In relation to assessing, what do you think people may need in terms of treatment, therapy or support? 

The sort of situation that we’ve been talking about, what we hope is that by teasing out a bit what is the distress saying, then that may be useful in setting the agenda for therapy or counselling. Somebody’s going to be a lot clearer ‘now these are the life issues that I’ve not dealt with very well and I need to have better strategies for dealing with them’. 

Yes. 

It may also be very useful in setting the agenda in terms of ‘what are my particular vulnerabilities or trigger points? What are the social situations that I find particularly difficult to handle and therefore where I may need, at least in the short term, support either from professional helpers or from carers or other people in my network. I’m going to need someone to go along with me to do this’. So it’s not a therapy agenda, it’s about making the real world a bit easier to deal with, identifying which bits of the real world are the hard bits that people are going to need support with. 

In relation to providing self-understanding for service users, how do you feel that that applies? 

Well I think that’s very much where I’m starting from, that I don’t think social perspectives work in terms of me getting it all right in my head and mapping somebody’s life out and making all these connections. That’s really neither here nor there. What makes a difference is if the person who’s going through the experiences makes connections that are valid for them, and then that helps to set an agenda for me to work with them. 

Yes. 

So I think their self-understanding is the core of this and that’s something that others can work around.

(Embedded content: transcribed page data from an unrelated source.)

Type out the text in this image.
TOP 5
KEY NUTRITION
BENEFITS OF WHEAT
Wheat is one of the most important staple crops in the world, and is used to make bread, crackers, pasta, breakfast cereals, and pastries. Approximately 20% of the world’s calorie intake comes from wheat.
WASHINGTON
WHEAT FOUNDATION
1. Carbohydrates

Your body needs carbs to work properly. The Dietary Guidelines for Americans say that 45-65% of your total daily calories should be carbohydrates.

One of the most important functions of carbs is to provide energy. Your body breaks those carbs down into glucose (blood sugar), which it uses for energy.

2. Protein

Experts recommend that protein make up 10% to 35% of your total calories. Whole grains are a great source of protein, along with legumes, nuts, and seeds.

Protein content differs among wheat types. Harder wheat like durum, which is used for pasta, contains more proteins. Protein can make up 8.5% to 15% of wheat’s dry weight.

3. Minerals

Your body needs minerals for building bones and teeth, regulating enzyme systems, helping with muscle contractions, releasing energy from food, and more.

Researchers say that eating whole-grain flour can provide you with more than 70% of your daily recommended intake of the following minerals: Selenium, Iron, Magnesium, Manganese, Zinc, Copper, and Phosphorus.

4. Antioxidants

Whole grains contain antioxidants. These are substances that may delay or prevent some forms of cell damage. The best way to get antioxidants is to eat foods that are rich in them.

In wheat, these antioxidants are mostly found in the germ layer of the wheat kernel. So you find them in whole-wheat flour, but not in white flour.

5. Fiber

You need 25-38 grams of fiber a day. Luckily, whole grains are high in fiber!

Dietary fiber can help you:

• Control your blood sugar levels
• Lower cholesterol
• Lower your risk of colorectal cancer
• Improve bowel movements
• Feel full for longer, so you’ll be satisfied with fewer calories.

It’s not for me to say ‘you’ve got to have the right sort of insight, which is the way that I see it’, because that’s no use to anybody. 

Yes. And how can this apply in relation to understanding for people who are carers? 

I think it’s the same answer I’ve just given really in terms of carers can feel really bewildered as to how they can help and they may find that the things that they think they’re doing to help, actually seem to be making things worse, but it’s not at all obvious why that’s happening.  If carers can have some understanding of these are the connections between this person I care about and their distress and their life, sometimes these may be very painful things but for a lot of people, dealing with the fog, dealing with the unknown, is just the worst. If it is ‘oh, we are dealing with, I never knew when we got married I knew nothing about this but I now know that my partner was abused as a child’ – difficult stuff to deal with.  But at least you can be there for that person while they’re beginning to deal with those things, rather than dealing with what’s seen to be completely unconnected behaviours, moods and so on that are just so hard to live with because they don’t seem to have a meaning. Once they start to have a meaning, it may be painful but you can do something with it. 

It's giving a name to the unknown isn’t it? 

Mm. 

So that you can, as you’ve said, you can work with it and you can deal with it.